Uma entrevista a Diane Ravitch pelo The New York Review of Books
Em “Their Kind of Indoctrination”, escreve: “Só podemos imaginar o opróbrio que será lançado sobre os professores que não forem certificados como patriotas”. Como é que imagina que isto terá impacto na profissão de professor? O que é que isto pode significar para o recrutamento de professores no futuro?
A ameaça de vigilância política é assustadora, como seria em qualquer profissão. Em muitos Estados, especialmente nos estados “vermelhos”, os professores têm de ter cuidado com o que ensinam, com as leituras que atribuem e com a forma como lidam com temas relacionados com a raça e o género. Trump emitiu recentemente uma ordem executiva em que afirmava que iria cortar o financiamento das escolas que “doutrinassem” os seus alunos através do ensino da “ideologia de género radical” e da raça. O seu esforço para impor o controlo do pensamento é ilegal, mas isso não o impediu de tentar.
Este tipo de censura política está a acontecer nas escolas do ensino básico e secundário, mas também no ensino superior. O número de pessoas que optam por ser professores caiu a pique na sequência da ênfase dada por Bush-Obama aos testes padronizados. A ameaça de um controlo de lealdade política só pode piorar a situação.
Uma das recentes ordens executivas do Presidente Trump reautorizou os agentes federais a deterem crianças nas escolas. Que acções podem as escolas, famílias e estudantes tomar para resistir à incursão do estado de segurança nas escolas?
A determinação da administração Trump em fazer rusgas nas escolas é aterradora para as crianças e para os seus professores, cuja função é proteger os alunos. Imaginem uma criança a ser presa na sua sala de aula. É de facto assustador. Muitos distritos instaram os professores a obter aconselhamento jurídico junto dos funcionários judiciais do distrito. No mínimo, os educadores devem exigir a apresentação de um mandado. Se os agentes do ICE estiverem armados, a resistência pode ser inútil. Os líderes eleitos terão de desenvolver planos de contingência, se é que ainda não o fizeram.

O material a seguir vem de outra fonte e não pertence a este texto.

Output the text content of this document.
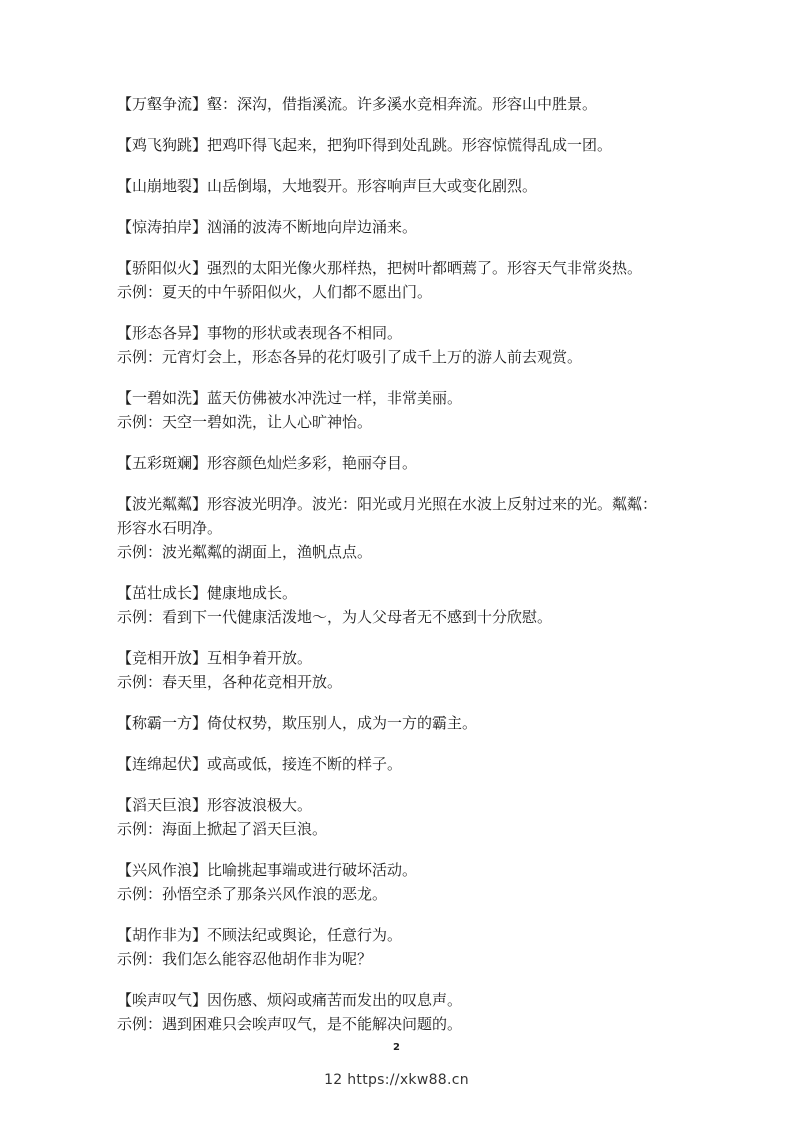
【万壑争流】壑：深沟，借指溪流。许多溪水竞相奔流。形容山中胜景。
【鸡飞狗跳】把鸡吓得飞起来，把狗吓得到处乱跳。形容惊慌得乱成一团。
【山崩地裂】山岳倒塌，大地裂开。形容响声巨大或变化剧烈。
【惊涛拍岸】汹涌的波涛不断地向岸边涌来。
【骄阳似火】强烈的太阳光像火那样热，把树叶都晒蔫了。形容天气非常炎热。
示例：夏天的中午骄阳似火，人们都不愿出门。
【形态各异】事物的形状或表现各不相同。
示例：元宵灯会上，形态各异的花灯吸引了成千上万的游人前去观赏。
【一碧如洗】蓝天仿佛被水冲洗过一样，非常美丽。
示例：天空一碧如洗，让人心旷神怡。
【五彩斑斓】形容颜色灿烂多彩，艳丽夺目。
【波光粼粼】形容波光明净。波光：阳光或月光照在水波上反射过来的光。粼粼：
形容水石明净。
示例：波光粼粼的湖面上，渔帆点点。
【茁壮成长】健康地成长。
示例：看到下一代健康活泼地～，为人父母者无不感到十分欣慰。
【竞相开放】互相争着开放。
示例：春天里，各种花竞相开放。
【称霸一方】倚仗权势，欺压别人，成为一方的霸主。
【连绵起伏】或高或低，接连不断的样子。
【滔天巨浪】形容波浪极大。
示例：海面上掀起了滔天巨浪。
【兴风作浪】比喻挑起事端或进行破坏活动。
示例：孙悟空杀了那条兴风作浪的恶龙。
【胡作非为】不顾法纪或舆论，任意行为。
示例：我们怎么能容忍他胡作非为呢？
【唉声叹气】因伤感、烦闷或痛苦而发出的叹息声。
示例：遇到困难只会唉声叹气，是不能解决问题的。
2
12 https://xkw88.cn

Trabalhou na área da política educativa durante os governos do Presidente George H. W. Bush e do Presidente Bill Clinton. O que é que, se é que houve alguma coisa, foi diferente no seu trabalho entre uma administração republicana e uma administração democrata? Em sua opinião, como é que o Departamento de Educação - e a política federal de educação em geral - mudou desde o início da década de 1990?
O primeiro Presidente Bush queria reformar a educação americana através de medidas voluntárias. Convocou uma reunião dos governadores do país em 1989, que chegaram a acordo sobre um conjunto de seis objectivos para o ano 2000. Pensou que os objectivos poderiam ser alcançados através de exortação, sem custos.
Os objectivos eram de facto ambiciosos (esperavam, por exemplo, que os estudantes americanos fossem os primeiros do mundo em matemática e ciências até ao ano 2000), mas ninguém tinha um plano para os atingir, nem havia novos financiamentos.
O Presidente Clinton ficou com os louros de os ter elaborado, pelo que ele e Bush partilhavam esse compromisso. Estava disposto a gastar dinheiro a sério para ajudar os Estados a melhorar as suas escolas e acrescentou mais dois objectivos (um sobre formação de professores, outro sobre participação dos pais). Também acreditava que a nação devia ter normas e testes nacionais.
Nenhum dos objectivos foi atingido até ao ano 2000, exceto o de conseguir que 90% dos alunos concluíssem o ensino secundário. Mas esse objetivo era mais uma questão de definição. Se significava que 90% dos alunos deveriam concluir o ensino secundário em quatro anos, não cumprimos esse objetivo. Se contarmos os alunos que terminaram o curso em cinco ou mesmo seis anos, ultrapassámos o objetivo.
Desde que lançou o seu blogue sobre educação em 2012, este tornou-se um fórum popular para debates sobre educação e democracia. Olhando para trás, há alguma posição que tenha partilhado no blogue que reconsideraria ou abordaria de forma diferente hoje em dia? Há posições que tenha tomado ou previsões que tenha feito de que se orgulhe particularmente?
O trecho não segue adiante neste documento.